32. Mehri Kararlaştırmadan Evlenen Sonra Da Ölen Kimsenin Durumu
2116- Hiçbir mehir ta'yîn etmeden evlenen ve onunla (zifafa) girmeden ölen bir adam hakkında Abdullah (b. Mesud) şöyle demiştir:
" O kadının tam bir mehir (alma hakkı) vardır, iddet (beklemesi) gerekir." Mîras (alma hakkı) vardır. Ma'kıl b. Sinan dedi ki:
" Ben Resûlüllah (sallallahü aleyhi ve sellem)'i Beru'a bint Vâşık hakkında böyle hüküm verirken işittim."

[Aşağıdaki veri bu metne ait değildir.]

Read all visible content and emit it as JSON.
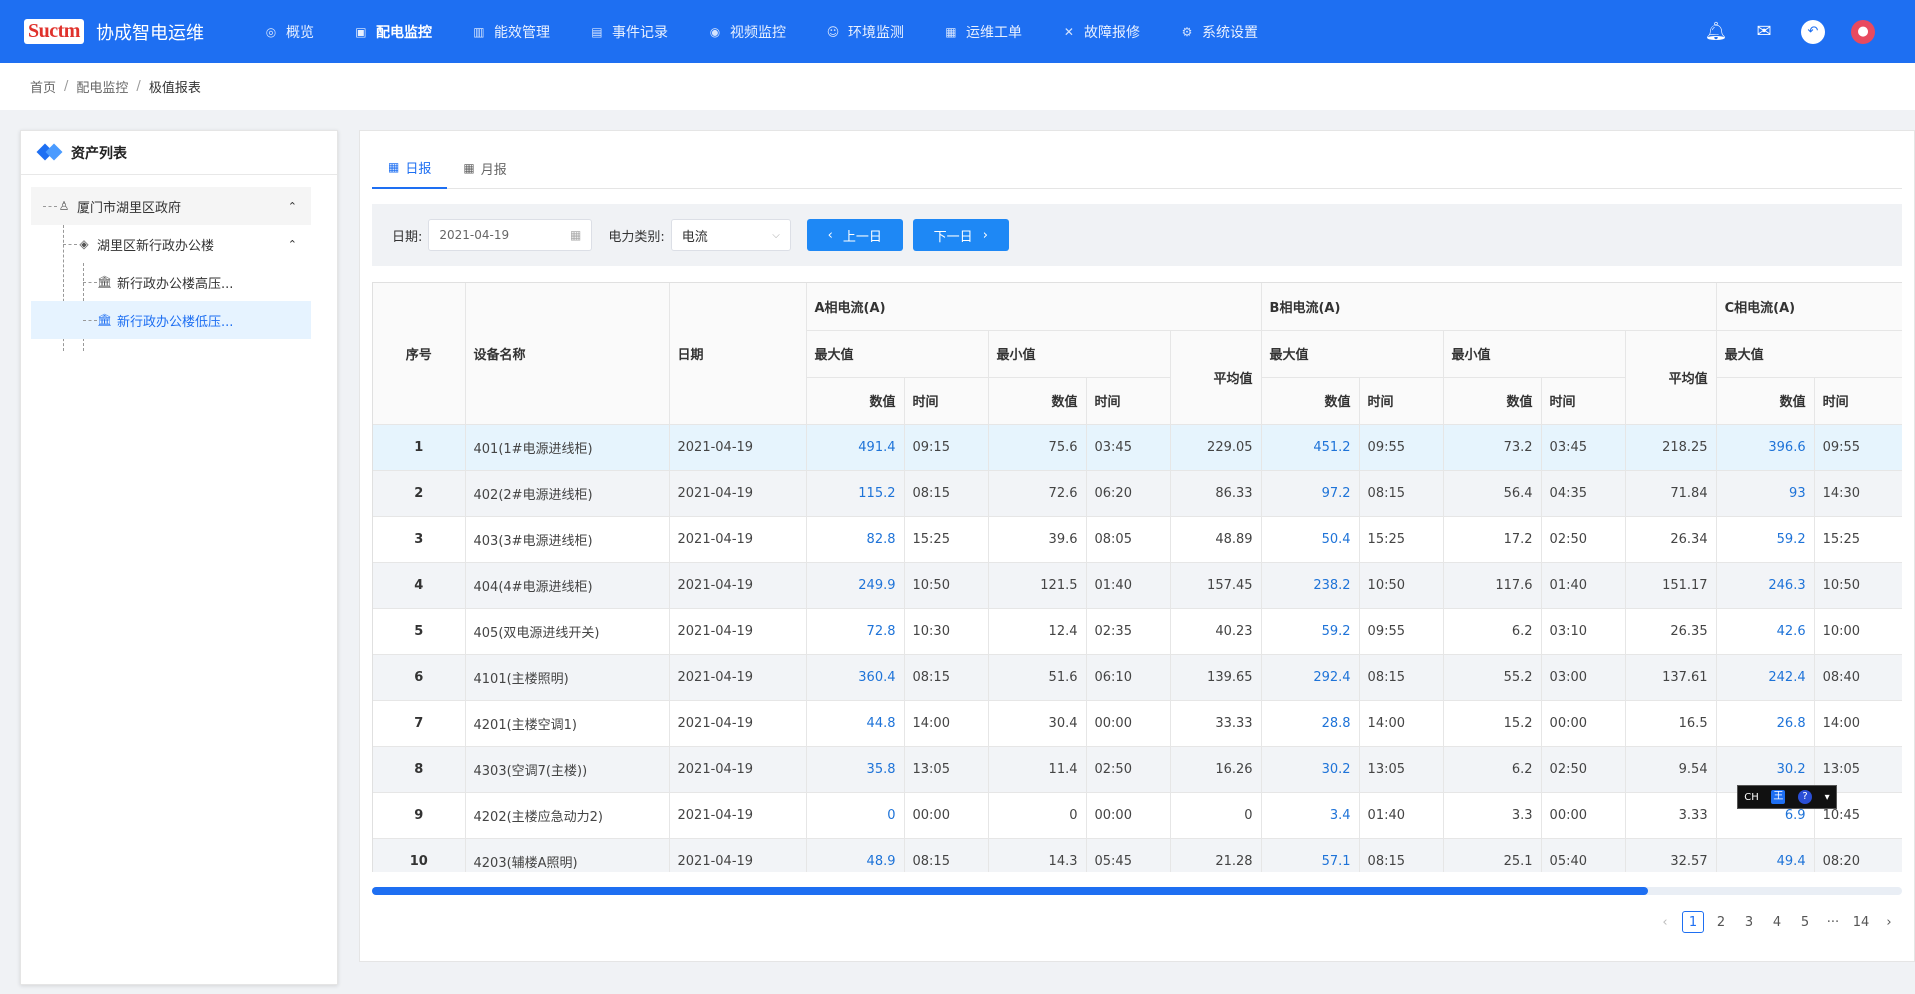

Tirmizî, nikâh 44; İbn Mâce, nikâh 18; Nesâî, nikâh 68; Darîmî, nikâh 47; Ahmed b. Hanbel, I, 431; III, 480
2117- (Önceki hadîsin) bir benzerini de Osman b. Ebî Şeybe rivâyet etmiştir.

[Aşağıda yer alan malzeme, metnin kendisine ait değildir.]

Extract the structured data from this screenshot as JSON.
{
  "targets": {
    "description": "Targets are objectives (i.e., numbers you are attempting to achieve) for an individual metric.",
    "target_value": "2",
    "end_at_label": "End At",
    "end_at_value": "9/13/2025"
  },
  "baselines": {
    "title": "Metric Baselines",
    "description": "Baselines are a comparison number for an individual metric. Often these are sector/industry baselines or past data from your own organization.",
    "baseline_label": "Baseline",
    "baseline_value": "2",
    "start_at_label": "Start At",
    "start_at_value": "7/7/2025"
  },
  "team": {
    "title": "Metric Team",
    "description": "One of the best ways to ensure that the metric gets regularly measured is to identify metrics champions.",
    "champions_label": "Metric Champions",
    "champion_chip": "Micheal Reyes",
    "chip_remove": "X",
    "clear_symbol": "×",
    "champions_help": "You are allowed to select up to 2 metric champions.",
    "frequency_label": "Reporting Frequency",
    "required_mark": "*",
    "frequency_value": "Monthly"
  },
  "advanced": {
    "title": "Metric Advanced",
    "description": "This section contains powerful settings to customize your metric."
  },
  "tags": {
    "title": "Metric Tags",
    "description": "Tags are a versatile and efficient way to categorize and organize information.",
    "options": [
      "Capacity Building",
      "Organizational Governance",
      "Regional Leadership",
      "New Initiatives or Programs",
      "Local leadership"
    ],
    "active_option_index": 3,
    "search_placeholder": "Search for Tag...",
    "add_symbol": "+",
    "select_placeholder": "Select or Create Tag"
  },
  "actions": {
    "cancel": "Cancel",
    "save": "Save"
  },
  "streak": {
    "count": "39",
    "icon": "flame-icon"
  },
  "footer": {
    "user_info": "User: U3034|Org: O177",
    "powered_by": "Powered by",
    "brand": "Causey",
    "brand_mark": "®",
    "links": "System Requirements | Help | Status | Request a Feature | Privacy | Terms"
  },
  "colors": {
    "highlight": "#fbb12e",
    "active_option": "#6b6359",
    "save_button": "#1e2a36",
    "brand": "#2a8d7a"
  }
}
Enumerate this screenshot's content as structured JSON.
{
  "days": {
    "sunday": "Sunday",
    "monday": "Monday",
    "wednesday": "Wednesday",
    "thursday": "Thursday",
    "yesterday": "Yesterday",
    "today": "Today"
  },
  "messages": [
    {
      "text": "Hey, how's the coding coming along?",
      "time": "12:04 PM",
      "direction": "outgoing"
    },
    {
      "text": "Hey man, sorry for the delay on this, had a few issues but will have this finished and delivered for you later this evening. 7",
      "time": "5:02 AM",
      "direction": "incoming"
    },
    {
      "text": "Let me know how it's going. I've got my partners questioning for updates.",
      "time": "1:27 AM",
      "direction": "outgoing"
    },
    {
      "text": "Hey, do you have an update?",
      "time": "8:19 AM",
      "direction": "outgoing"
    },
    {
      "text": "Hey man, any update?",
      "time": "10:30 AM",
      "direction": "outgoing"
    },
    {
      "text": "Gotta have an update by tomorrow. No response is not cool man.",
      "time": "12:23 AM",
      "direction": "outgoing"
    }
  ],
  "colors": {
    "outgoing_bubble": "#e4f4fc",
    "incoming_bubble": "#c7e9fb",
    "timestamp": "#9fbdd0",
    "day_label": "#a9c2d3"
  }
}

2118- Abdullah b. Utbe b. Mesûd'dan nakledilmiştir ki; şu (önceki) hadîste (söz konusu edilen) kişi hakkında (fetva almak üzere) Abdullah b. Mesûd'a gelindi. Ona (bu fetva için) bir ay süreyle gelip gittiler, -Yahutta- defalarca (ona gelip) gittiler. (Bunun üzerine Abdullah b. Mesûd) dedi ki:
" Ben bu meselede (kendi görüşümü) söylüyorum o kadın için kendi seviyesindeki kadınların mehri(ni almak hakkı) vardır. Ne eksik (verilebilir) ne de fazla(sını alabilir). Mîrâs(dan pay alma hakkı) da vardır. Kendisine de iddet (beklemek) gerekir. Eğer (bu fetva) doğru ise, Allah'dandır, yanlış ise benden ve şeytandandır. Allah ve Rasûlü bundan beridirler." Bunun üzerine Eşca' (kabilesin)den bâzı kimseler ayağa kalktı(lar) içlerinde El-Cerrâh ile Ebû Sinan da vardı. Dediler ki:
" Ey İbn Mesûd! Resûlüllah (sallallahü aleyhi ve sellem) bizim aramızda (iken) Berua' bint Vâşık hakkında aynen böyle senin verdiğin gibi hüküm verdi." ve o kadının (ölen) kocası da Halil b. Mürre el-Eşcaî'dir.- (Abdullah b. Utbe) dedi ki: Bunun üzerine Abdullah b. Mesûd, hükmü, Resûlüllah'ın (sallallahü aleyhi ve sellem) hükmüne uyduğu için son derece sevindi.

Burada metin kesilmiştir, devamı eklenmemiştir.